Çıplak ve Ben Bu Boşluğu Nasıl’da gördüğümüz gibi oldukça orijinal bir anlatıcısınız. Aşk-ı Memnu’nun Bihter’ini de birçok defa izledik aslında. Sizin Bihter’inizin farkı ne olacak? Nasıl bir Bihter izleyeceğiz?
Merve Göntem yazmış gibi bir Bihter izleyeceğiz. Tamamen! Diğerleriyle çok kardeş olduğunu düşünüyorum. Yani benim için dışarıdan gelen işleri genelde, ortak bir yerde mutlu olamayacağımızı fark edip reddediyorum. Ama bu reddettiğim şeyler Bihter’de yoktu. Neden şu an Bihter’i yazıyorum? Çünkü gerçekten tam benim yazabileceğim bir kız Bihter. Yaşı itibarıyla, Derin ve Eylül’le persona olarak benzemesiyle… Bu üç kızın da tahtasının farklı yerden eksik olduğunu düşünüyorum. Hepsinin aslında tutarlı bir sarkazmi var. Bihter’de de bunu köpürtebilme alanım vardı. Çok şanslıyım, Arman (Güvenç) orada hiç karışmadı bana. Arman neden bana geldiğini zaten biliyordu. Nasıl bir şey yazacağımı da aşağı yukarı biliyordu. Ben hiç otosansür uygulamadım. Sıfır.
Çıplak’ın üçüncü sezonu gelecek mi?
İsteniyor. Yapımcı da, platform da istiyor. Düşünmüyorum yazmayı şu an. İlk yazacağım işler arasında yok, öyle söyleyeyim. Ama özler ve yeniden Çıplak yapalım der miyiz? O kapılar bize hep açık ve garantili olarak duruyor. “Evet, özledik, yapıyoruz” diyebiliriz bir gün ama masamda şu an duran işler arasında değil.
Çıplak yurtdışında da oldukça ilgi gördü sanıyorum.
Tabii. Brezilya’da Top 10’de 1. sırada hâlâ. Globoplay adlı platformun en çok izlenen içeriği. Arjantin’e, Meksika’ya ve Tayland’a da satıldı ve satılmakta olduğu ülkeler de var. Güzel gelişmeler var orada.

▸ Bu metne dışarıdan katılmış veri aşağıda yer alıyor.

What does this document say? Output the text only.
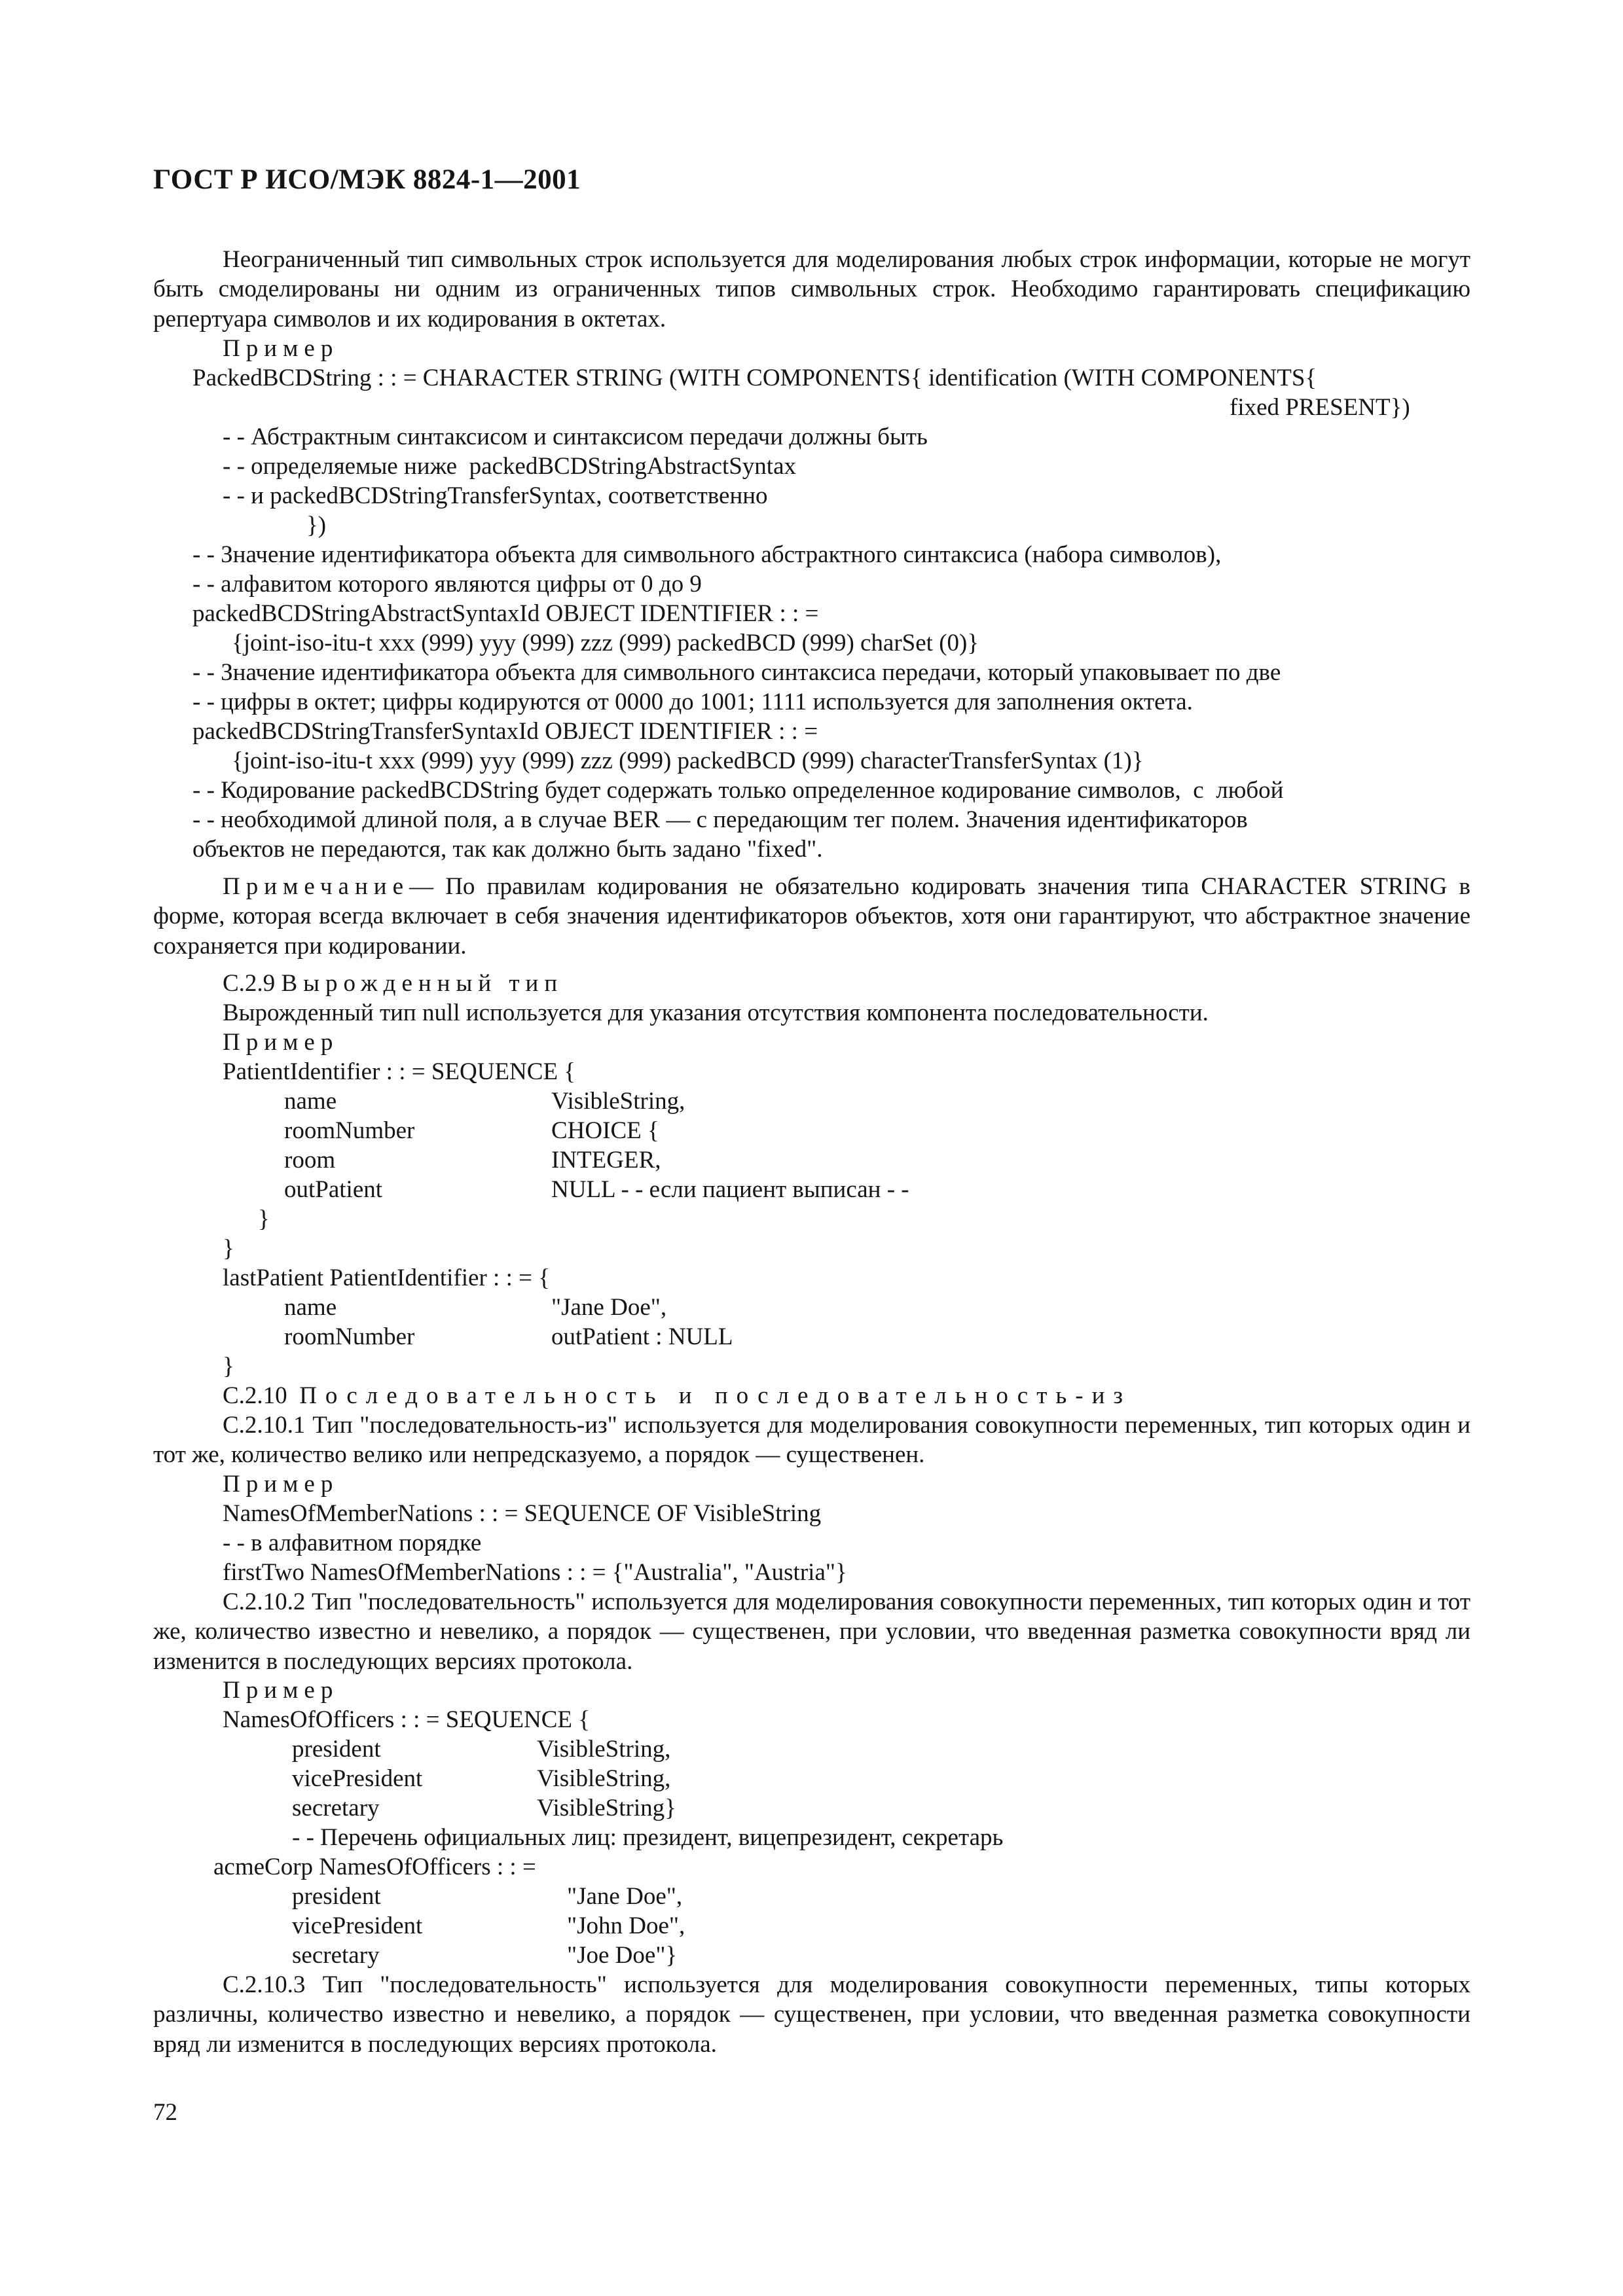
ГОСТ Р ИСО/МЭК 8824-1—2001
Неограниченный тип символьных строк используется для моделирования любых строк информации, которые не могут быть смоделированы ни одним из ограниченных типов символьных строк. Необходимо гарантировать спецификацию репертуара символов и их кодирования в октетах.
Пример
PackedBCDString : : = CHARACTER STRING (WITH COMPONENTS{ identification (WITH COMPONENTS{
fixed PRESENT})
- - Абстрактным синтаксисом и синтаксисом передачи должны быть
- - определяемые ниже  packedBCDStringAbstractSyntax
- - и packedBCDStringTransferSyntax, соответственно
})
- - Значение идентификатора объекта для символьного абстрактного синтаксиса (набора символов),
- - алфавитом которого являются цифры от 0 до 9
packedBCDStringAbstractSyntaxId OBJECT IDENTIFIER : : =
{joint-iso-itu-t xxx (999) yyy (999) zzz (999) packedBCD (999) charSet (0)}
- - Значение идентификатора объекта для символьного синтаксиса передачи, который упаковывает по две
- - цифры в октет; цифры кодируются от 0000 до 1001; 1111 используется для заполнения октета.
packedBCDStringTransferSyntaxId OBJECT IDENTIFIER : : =
{joint-iso-itu-t xxx (999) yyy (999) zzz (999) packedBCD (999) characterTransferSyntax (1)}
- - Кодирование packedBCDString будет содержать только определенное кодирование символов,  с  любой
- - необходимой длиной поля, а в случае BER — с передающим тег полем. Значения идентификаторов
объектов не передаются, так как должно быть задано "fixed".
Примечание— По правилам кодирования не обязательно кодировать значения типа CHARACTER STRING в форме, которая всегда включает в себя значения идентификаторов объектов, хотя они гарантируют, что абстрактное значение сохраняется при кодировании.
С.2.9 Вырожденный тип
Вырожденный тип null используется для указания отсутствия компонента последовательности.
Пример
PatientIdentifier : : = SEQUENCE {
name	VisibleString,
roomNumber	CHOICE {
room	INTEGER,
outPatient	NULL - - если пациент выписан - -
}
}
lastPatient PatientIdentifier : : = {
name	"Jane Doe",
roomNumber	outPatient : NULL
}
С.2.10 Последовательность и последовательность-из
С.2.10.1 Тип "последовательность-из" используется для моделирования совокупности переменных, тип которых один и тот же, количество велико или непредсказуемо, а порядок — существенен.
Пример
NamesOfMemberNations : : = SEQUENCE OF VisibleString
- - в алфавитном порядке
firstTwo NamesOfMemberNations : : = {"Australia", "Austria"}
С.2.10.2 Тип "последовательность" используется для моделирования совокупности переменных, тип которых один и тот же, количество известно и невелико, а порядок — существенен, при условии, что введенная разметка совокупности вряд ли изменится в последующих версиях протокола.
Пример
NamesOfOfficers : : = SEQUENCE {
president	VisibleString,
vicePresident	VisibleString,
secretary	VisibleString}
- - Перечень официальных лиц: президент, вицепрезидент, секретарь
acmeCorp NamesOfOfficers : : =
president	"Jane Doe",
vicePresident	"John Doe",
secretary	"Joe Doe"}
С.2.10.3 Тип "последовательность" используется для моделирования совокупности переменных, типы которых различны, количество известно и невелико, а порядок — существенен, при условии, что введенная разметка совокупности вряд ли изменится в последующих версиях протокола.
72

Çıplak ilk çıktığında bir sansüre uğradı mı?
İki versiyonu var Çıplak’ın. Evet, Türkiye’deki ve Brezilya’daki cut’ı farklı. Bir uncut versiyonumuz var. Burada kullanmadığımız sahneler var. Türkiye’de çok ciddi bir LGBT sansürü var. O sahneleri kesinlikle istemiyorlar. Yurtdışında yayınlanan versiyonda grup seks sahneleri de var mesela. Zaten o sahneleri oradan izleyip burada internete düşürenler de oldu. Bizim nasıl çektiğimiz görüldü ama evet, buradaki versiyonu bizim de rızamızla kesilmiş bir versiyon.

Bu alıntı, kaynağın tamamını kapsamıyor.